Improved Approximation Algorithms for Individually Fair Clustering
This work provides incremental algorithmic improvements for fair clustering, addressing fairness constraints in machine learning applications.
The paper tackles the individually fair clustering problem with ℓ_p-norm cost, improving bicriteria approximation guarantees to (16^p + ε, 3) and offering specific factors for k-median and k-center, such as 7.081+ε for k-median.

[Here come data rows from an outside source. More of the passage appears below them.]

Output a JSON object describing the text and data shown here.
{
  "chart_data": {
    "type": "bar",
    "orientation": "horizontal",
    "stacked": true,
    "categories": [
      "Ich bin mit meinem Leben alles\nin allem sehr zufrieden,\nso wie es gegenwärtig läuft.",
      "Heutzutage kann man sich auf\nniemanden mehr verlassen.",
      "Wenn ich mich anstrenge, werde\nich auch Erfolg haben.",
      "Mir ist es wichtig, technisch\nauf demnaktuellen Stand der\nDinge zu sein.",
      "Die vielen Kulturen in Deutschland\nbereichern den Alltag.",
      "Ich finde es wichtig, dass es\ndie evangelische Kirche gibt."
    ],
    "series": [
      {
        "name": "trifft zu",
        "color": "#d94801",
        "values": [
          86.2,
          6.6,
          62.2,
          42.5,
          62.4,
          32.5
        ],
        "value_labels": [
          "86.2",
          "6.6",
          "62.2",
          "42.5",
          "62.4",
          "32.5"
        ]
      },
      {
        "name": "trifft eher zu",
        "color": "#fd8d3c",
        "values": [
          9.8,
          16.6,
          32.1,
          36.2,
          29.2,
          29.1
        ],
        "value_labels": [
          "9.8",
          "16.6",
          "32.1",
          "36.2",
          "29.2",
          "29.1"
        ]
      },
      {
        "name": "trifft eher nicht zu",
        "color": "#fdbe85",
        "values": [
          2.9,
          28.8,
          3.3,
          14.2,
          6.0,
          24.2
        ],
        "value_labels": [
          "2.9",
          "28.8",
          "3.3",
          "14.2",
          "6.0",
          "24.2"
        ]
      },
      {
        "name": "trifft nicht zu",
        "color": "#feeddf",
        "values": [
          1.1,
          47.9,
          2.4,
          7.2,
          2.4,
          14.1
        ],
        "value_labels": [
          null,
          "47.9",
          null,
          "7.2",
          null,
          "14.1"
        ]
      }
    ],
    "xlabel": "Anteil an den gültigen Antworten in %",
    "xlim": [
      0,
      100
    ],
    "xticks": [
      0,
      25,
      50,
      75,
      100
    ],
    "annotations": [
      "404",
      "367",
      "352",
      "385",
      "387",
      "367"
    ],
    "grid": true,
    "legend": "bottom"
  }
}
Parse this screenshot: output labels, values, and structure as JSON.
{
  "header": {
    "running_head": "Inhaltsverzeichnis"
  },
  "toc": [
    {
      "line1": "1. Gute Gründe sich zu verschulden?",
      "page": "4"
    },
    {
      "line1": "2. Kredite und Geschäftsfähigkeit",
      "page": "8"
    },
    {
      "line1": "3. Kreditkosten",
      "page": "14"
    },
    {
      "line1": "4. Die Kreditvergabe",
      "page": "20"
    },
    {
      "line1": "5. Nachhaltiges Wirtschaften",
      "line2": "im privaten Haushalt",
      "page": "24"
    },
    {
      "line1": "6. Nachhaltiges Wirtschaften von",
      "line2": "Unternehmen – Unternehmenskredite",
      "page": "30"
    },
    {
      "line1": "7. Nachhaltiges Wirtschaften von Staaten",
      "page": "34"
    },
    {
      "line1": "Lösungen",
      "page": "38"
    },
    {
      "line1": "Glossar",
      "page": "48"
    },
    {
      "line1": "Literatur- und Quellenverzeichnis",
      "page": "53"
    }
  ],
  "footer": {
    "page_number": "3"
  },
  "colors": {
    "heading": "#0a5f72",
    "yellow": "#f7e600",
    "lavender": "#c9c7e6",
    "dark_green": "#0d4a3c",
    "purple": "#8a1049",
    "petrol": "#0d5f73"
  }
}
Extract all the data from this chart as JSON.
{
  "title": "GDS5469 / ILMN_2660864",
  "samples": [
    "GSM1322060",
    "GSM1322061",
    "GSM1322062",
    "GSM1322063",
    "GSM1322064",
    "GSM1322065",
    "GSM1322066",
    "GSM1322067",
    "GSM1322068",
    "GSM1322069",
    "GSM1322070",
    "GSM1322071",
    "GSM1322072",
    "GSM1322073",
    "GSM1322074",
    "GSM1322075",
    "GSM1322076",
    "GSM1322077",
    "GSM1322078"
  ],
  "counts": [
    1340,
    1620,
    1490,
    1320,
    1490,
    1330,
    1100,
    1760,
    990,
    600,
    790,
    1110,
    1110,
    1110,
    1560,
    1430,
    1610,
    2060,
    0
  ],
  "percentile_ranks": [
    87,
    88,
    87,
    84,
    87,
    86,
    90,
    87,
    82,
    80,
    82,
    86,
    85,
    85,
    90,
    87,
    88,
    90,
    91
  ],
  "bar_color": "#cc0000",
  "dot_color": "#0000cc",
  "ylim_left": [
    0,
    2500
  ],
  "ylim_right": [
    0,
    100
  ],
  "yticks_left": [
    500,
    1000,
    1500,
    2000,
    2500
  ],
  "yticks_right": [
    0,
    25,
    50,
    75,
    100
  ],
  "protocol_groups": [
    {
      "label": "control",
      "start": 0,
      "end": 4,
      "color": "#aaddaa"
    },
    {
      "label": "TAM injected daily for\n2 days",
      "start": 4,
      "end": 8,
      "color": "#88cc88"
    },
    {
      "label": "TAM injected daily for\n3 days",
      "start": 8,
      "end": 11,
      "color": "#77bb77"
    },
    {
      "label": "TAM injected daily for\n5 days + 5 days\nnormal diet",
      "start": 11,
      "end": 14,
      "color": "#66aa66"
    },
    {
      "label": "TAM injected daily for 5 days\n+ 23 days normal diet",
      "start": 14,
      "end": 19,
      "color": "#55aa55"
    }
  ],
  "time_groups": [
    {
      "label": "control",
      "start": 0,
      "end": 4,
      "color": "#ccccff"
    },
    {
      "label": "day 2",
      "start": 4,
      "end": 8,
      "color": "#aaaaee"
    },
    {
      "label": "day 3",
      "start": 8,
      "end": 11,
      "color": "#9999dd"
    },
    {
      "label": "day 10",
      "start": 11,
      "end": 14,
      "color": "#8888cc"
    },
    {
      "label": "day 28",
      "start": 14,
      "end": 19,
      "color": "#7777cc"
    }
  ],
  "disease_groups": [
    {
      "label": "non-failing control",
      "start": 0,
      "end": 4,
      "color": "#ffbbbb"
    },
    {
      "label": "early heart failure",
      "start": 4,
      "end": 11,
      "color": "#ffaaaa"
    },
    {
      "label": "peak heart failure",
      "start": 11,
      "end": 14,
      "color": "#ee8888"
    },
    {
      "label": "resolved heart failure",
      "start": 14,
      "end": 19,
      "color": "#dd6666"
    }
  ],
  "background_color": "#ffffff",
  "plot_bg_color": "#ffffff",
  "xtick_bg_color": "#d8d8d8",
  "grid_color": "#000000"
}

We consider the $k$-clustering problem with $\ell_p$-norm cost, which includes $k$-median, $k$-means and $k$-center, under an individual notion of fairness proposed by Jung et al. [2020]: given a set of points $P$ of size $n$, a set of $k$ centers induces a fair clustering if every point in $P$ has a center among its $n/k$ closest neighbors. Mahabadi and Vakilian [2020] presented a $(p^{O(p)},7)$-bicriteria approximation for fair clustering with $\ell_p$-norm cost: every point finds a center within distance at most $7$ times its distance to its $(n/k)$-th closest neighbor and the $\ell_p$-norm cost of the solution is at most $p^{O(p)}$ times the cost of an optimal fair solution. In this work, for any $\varepsilon>0$, we present an improved $(16^p +\varepsilon,3)$-bicriteria for this problem. Moreover, for $p=1$ ($k$-median) and $p=\infty$ ($k$-center), we present improved cost-approximation factors $7.081+\varepsilon$ and $3+\varepsilon$ respectively. To achieve our guarantees, we extend the framework of [Charikar et al., 2002, Swamy, 2016] and devise a $16^p$-approximation algorithm for the facility location with $\ell_p$-norm cost under matroid constraint which might be of an independent interest. Besides, our approach suggests a reduction from our individually fair clustering to a clustering with a group fairness requirement proposed by Kleindessner et al. [2019], which is essentially the median matroid problem [Krishnaswamy et al., 2011].